Or Jésus n'a pas dit :
Heureux les orthodoxes, heureux ceux qui font le
sacrifice de leur raison, heureux ceux qui
m'appellent Seigneur ! mais : «Heureux les
pauvres en esprit », sans condition ni
restriction. Chrétiens ou juifs,
athées, matérialistes, spirites, quoi
que vous puissiez être par ailleurs, peu
importe, le royaume des cieux est à
vous.
Que n'existe-t-il une expression
qui, triomphant des malentendus et des apparences,
orienterait aujourd'hui tous les chercheurs vers le
but unique auquel tendent tous ceux qui
tâtonnent et qui luttent, - comme le faisait
alors le terme de «royaume des cieux», ou
«royaume de Dieu». Cette expression nous
manque.
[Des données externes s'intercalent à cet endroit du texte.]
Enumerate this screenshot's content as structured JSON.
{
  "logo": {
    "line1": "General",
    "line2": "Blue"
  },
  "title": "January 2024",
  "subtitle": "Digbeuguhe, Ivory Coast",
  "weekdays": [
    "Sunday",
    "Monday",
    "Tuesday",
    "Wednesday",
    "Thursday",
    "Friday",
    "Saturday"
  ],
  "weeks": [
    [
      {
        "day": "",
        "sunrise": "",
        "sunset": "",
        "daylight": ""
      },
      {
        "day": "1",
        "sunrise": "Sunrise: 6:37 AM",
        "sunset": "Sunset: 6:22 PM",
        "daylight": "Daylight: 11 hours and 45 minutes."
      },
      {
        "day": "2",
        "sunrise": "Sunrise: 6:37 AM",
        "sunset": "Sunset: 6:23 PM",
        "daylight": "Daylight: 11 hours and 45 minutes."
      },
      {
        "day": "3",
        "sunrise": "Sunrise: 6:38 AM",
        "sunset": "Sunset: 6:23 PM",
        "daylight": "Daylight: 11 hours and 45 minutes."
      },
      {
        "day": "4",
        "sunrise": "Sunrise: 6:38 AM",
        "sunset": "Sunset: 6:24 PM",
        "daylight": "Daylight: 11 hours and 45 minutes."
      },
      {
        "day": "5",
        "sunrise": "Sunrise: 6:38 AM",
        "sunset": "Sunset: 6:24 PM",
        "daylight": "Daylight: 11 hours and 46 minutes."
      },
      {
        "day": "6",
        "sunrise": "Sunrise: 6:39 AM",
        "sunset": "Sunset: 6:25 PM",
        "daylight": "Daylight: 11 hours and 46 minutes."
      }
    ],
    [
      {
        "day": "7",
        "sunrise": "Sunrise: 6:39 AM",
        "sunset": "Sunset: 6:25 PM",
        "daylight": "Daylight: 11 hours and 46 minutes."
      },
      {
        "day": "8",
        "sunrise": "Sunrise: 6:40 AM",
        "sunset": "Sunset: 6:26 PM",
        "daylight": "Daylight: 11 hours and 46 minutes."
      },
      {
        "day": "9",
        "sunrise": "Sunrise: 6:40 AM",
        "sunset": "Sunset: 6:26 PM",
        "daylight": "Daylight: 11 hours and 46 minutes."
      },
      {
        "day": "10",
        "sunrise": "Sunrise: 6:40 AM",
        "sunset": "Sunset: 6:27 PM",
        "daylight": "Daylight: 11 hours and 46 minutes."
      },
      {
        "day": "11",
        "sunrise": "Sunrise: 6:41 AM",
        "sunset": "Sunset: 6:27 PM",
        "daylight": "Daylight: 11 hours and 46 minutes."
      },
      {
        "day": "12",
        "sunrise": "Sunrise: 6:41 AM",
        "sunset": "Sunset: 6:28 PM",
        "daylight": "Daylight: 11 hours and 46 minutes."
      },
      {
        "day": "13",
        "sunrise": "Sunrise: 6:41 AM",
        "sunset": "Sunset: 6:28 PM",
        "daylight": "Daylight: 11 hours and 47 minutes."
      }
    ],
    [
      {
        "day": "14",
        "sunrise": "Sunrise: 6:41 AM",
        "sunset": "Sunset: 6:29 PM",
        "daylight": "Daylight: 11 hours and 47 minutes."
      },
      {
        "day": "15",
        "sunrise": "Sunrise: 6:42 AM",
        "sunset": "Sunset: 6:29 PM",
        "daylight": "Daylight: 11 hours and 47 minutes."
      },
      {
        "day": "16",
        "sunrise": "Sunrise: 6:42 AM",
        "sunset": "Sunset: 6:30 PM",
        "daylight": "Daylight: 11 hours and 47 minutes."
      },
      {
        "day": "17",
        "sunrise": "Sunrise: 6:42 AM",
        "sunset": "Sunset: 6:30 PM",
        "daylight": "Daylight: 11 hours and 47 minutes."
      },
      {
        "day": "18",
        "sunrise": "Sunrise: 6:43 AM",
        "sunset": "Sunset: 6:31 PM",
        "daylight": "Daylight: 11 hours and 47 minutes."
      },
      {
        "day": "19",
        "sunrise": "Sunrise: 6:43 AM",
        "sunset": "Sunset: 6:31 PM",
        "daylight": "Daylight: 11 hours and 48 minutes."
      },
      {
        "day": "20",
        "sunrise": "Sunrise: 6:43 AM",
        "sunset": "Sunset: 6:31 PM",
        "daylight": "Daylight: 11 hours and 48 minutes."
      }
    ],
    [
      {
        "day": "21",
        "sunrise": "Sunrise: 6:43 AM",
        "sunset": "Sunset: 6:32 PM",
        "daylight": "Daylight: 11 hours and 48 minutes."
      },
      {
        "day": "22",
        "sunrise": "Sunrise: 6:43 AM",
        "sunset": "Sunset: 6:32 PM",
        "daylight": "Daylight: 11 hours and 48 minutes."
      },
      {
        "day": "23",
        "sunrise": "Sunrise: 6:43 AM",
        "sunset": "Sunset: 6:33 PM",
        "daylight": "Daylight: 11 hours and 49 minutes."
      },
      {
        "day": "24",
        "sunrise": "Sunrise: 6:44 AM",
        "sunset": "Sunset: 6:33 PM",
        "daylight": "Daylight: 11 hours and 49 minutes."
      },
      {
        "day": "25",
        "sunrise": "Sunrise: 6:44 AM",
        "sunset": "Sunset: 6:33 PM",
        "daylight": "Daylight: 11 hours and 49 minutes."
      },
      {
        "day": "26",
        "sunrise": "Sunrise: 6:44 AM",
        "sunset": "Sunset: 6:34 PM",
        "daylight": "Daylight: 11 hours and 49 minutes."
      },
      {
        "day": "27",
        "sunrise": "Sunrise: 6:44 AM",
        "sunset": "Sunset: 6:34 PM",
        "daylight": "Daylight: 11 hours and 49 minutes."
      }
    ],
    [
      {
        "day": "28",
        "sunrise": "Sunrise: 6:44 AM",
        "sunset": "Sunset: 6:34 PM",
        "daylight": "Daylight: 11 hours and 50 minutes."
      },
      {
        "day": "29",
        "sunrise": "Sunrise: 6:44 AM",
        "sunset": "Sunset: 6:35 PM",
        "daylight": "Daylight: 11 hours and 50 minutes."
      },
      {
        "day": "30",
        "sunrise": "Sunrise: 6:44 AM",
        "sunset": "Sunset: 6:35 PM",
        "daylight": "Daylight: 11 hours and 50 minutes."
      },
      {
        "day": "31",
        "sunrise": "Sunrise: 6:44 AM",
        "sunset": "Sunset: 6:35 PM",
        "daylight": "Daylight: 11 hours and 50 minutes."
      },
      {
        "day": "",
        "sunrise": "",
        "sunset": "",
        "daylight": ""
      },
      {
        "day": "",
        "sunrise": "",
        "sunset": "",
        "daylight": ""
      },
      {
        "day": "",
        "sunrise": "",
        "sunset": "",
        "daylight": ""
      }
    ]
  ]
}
Nous ne pouvons
qu'essayer d'en formuler le sens
en termes variés : règne de notre
nature divine, ou, ce qui revient au même,
réalisation de notre vocation originelle et
de la véritable rédemption;
reconstitution libératrice et vivifiante de
l'humanité - de chacun de ses membres comme
de 'Son ensemble - en un organisme composé
de personnalités vivantes; organisation
nouvelle de la vie; culture intégrale et
réelle de l'être humain; en un mot,
fin suprême de l'humanité. Sous
quelque aspect que vous conceviez ce règne,
ô chercheurs, il n'est pas seulement une
espérance : vous le posséderez, car
c'est en vous-mêmes qu'il se
réalisera.
Jésus dit expressément
aux pauvres en esprit: «Le royaume des cieux
est à vous.» Il ne les assure point
qu'ils y entreront un 'jour, après
être morts saintement; car le règne de
Dieu vient sur la terre, il appartient à
ceux qui cherchent et il s'établit en eux.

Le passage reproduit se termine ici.